(freshrant.com) Powerful NRA lobbyists have almost single-handedly controlled the national dialogue on guns, especially when it comes to legislators. In this context, we should note that the very term "gun control" has the ring of insult to freedom-loving, constitution-abiding, gun-owning Americans. It is also obfuscatory, if not completely inaccurate.
A majority of Americans are not in favor controlling most guns and hunting rifles. The NRA has been enormously successful in convoluting ownership of pistols and rifles into the discussion of restricting the sale of semi-automatic weapons and magazines capable of firing a bullet a second (as was the case in the Colorado theater shooting).
Identifying the problem of being able to legally sell seemingly infinite quantities of semi-automatic rifles and ammunition is not enough to counter the verbal bulldozing of the gun lobby and its many supporters. Legislators and public advocates need explicit language to be effective in making their case.
I propose the term "Crowd Killers" for both the weapons and the magazines. Semi-automatic guns are crowd killer guns that dispense rapid-fire crowd killer bullets. Anyone who has followed the tragic events of the Aurora theater massacre and other similar events would not think these descriptors extreme. These weapons and high capacity magazines have been proven too often as being more than capable of killing and injuring large numbers of people in crowds. Full stop.
Crowd killer guns could be abbreviated as CKG's. Crowd killer bullets, CKB's. The alliterative double hard "K" sounds in Crowd Killer give the words the force and impact of the subject they describe. Crowd killer guns is a short and easy five syllables. Crowd killer bullets, six.
One would have to look all the way back to the 1980's when advocates of sensible weapon laws spoke out against bullets sold with a hardened core and tagged them with the controversial but highly impactful moniker, "Cop Killer Bullets." Since then, the NRA has controlled how to talk about weapons that put the welfare and safety of the public at risk.
Rep. Jim Moran (D), Virginia, for one, has come out with creative and descriptive new ways to address the problem. "This is about freedom. It's just stunning to me that my colleagues are so soft on crime and domestic terrorism."
Indeed. We have found the Weapons of Mass Destruction and they are ours. Our WMD's are the CKG's awaiting purchase in plain sight. They can be bought online, at Wal-Mart or at that sporting goods store with the big friendly fish out front.

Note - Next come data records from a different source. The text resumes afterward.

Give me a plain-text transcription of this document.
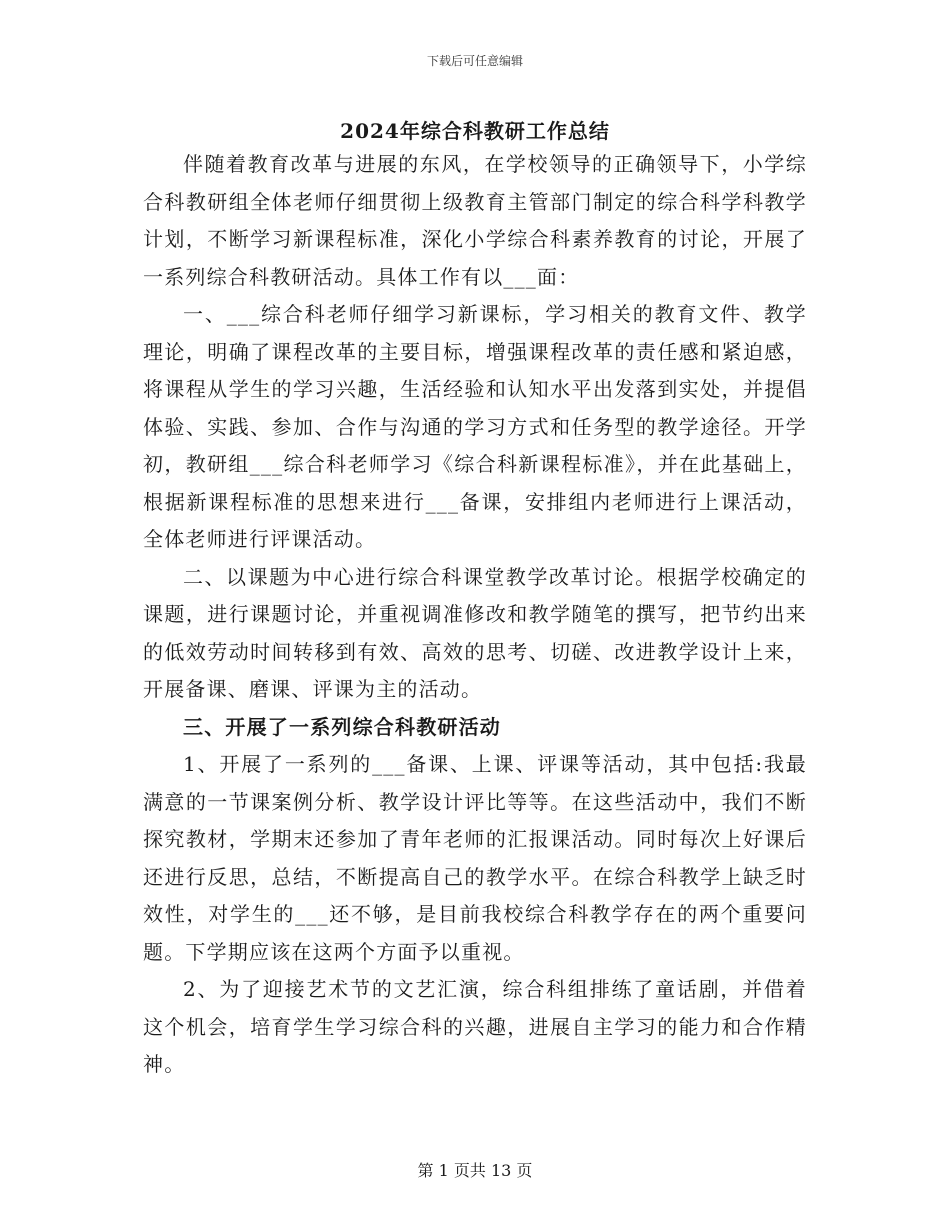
下载后可任意编辑
2024年综合科教研工作总结

伴随着教育改革与进展的东风，在学校领导的正确领导下，小学综合科教研组全体老师仔细贯彻上级教育主管部门制定的综合科学科教学计划，不断学习新课程标准，深化小学综合科素养教育的讨论，开展了一系列综合科教研活动。具体工作有以___面：

一、___综合科老师仔细学习新课标，学习相关的教育文件、教学理论，明确了课程改革的主要目标，增强课程改革的责任感和紧迫感，将课程从学生的学习兴趣，生活经验和认知水平出发落到实处，并提倡体验、实践、参加、合作与沟通的学习方式和任务型的教学途径。开学初，教研组___综合科老师学习《综合科新课程标准》，并在此基础上，根据新课程标准的思想来进行___备课，安排组内老师进行上课活动，全体老师进行评课活动。

二、以课题为中心进行综合科课堂教学改革讨论。根据学校确定的课题，进行课题讨论，并重视调准修改和教学随笔的撰写，把节约出来的低效劳动时间转移到有效、高效的思考、切磋、改进教学设计上来，开展备课、磨课、评课为主的活动。

三、开展了一系列综合科教研活动

1、开展了一系列的___备课、上课、评课等活动，其中包括:我最满意的一节课案例分析、教学设计评比等等。在这些活动中，我们不断探究教材，学期末还参加了青年老师的汇报课活动。同时每次上好课后还进行反思，总结，不断提高自己的教学水平。在综合科教学上缺乏时效性，对学生的___还不够，是目前我校综合科教学存在的两个重要问题。下学期应该在这两个方面予以重视。

2、为了迎接艺术节的文艺汇演，综合科组排练了童话剧，并借着这个机会，培育学生学习综合科的兴趣，进展自主学习的能力和合作精神。

第 1 页共 13 页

There will be the inevitable arguments claiming that making these CKG's illegal will just put them into the hands of the criminals. To counter that argument, both the shooter last week in Aurora and the one last year in Tucson purchased their guns and ammo legally. It is possible their respective massacres would have been limited if not entirely prevented if they would have had to resort to entering into an unfamiliar world of clandestine relationships with individuals selling illegal weapons. I suggest the loner, anti-social, secretive, even mentally disturbed personalities of many of these killers indicate a natural aversion to negotiating more risky and socially complex transactions.
It seems as ambitious to attempt to enter new nomenclature into the national dialogue on guns as it seems necessary. But for years the Republican Party has gotten its carefully defined talking points from its own hired gun, Frank Luntz, a skillful propagandist who has straight-jacketed all manner of Democratic Party ideas and helped facilitate GOP legislation via a multitude of verbal contortions.
It is past time for defeatist attitudes about being helpless in considering the public's rights when discussing gun rights. To borrow a phrase from the Second Amendment, we are overdue for "well-regulated" gun ownership. To that end, I humbly call upon advocates, policy markers and legislators to arm themselves with this freshly-minted CK weaponry specially calibrated to save lives. I invite all to freely retweet, recopy, repost this message honoring all victims, friends and families of crowd killer gun violence. I ask this as a remnant of remembrance beyond balloons and platitudes in hopes of preventing another cold, dead hand grasping skyward from a blood-stained theater floor.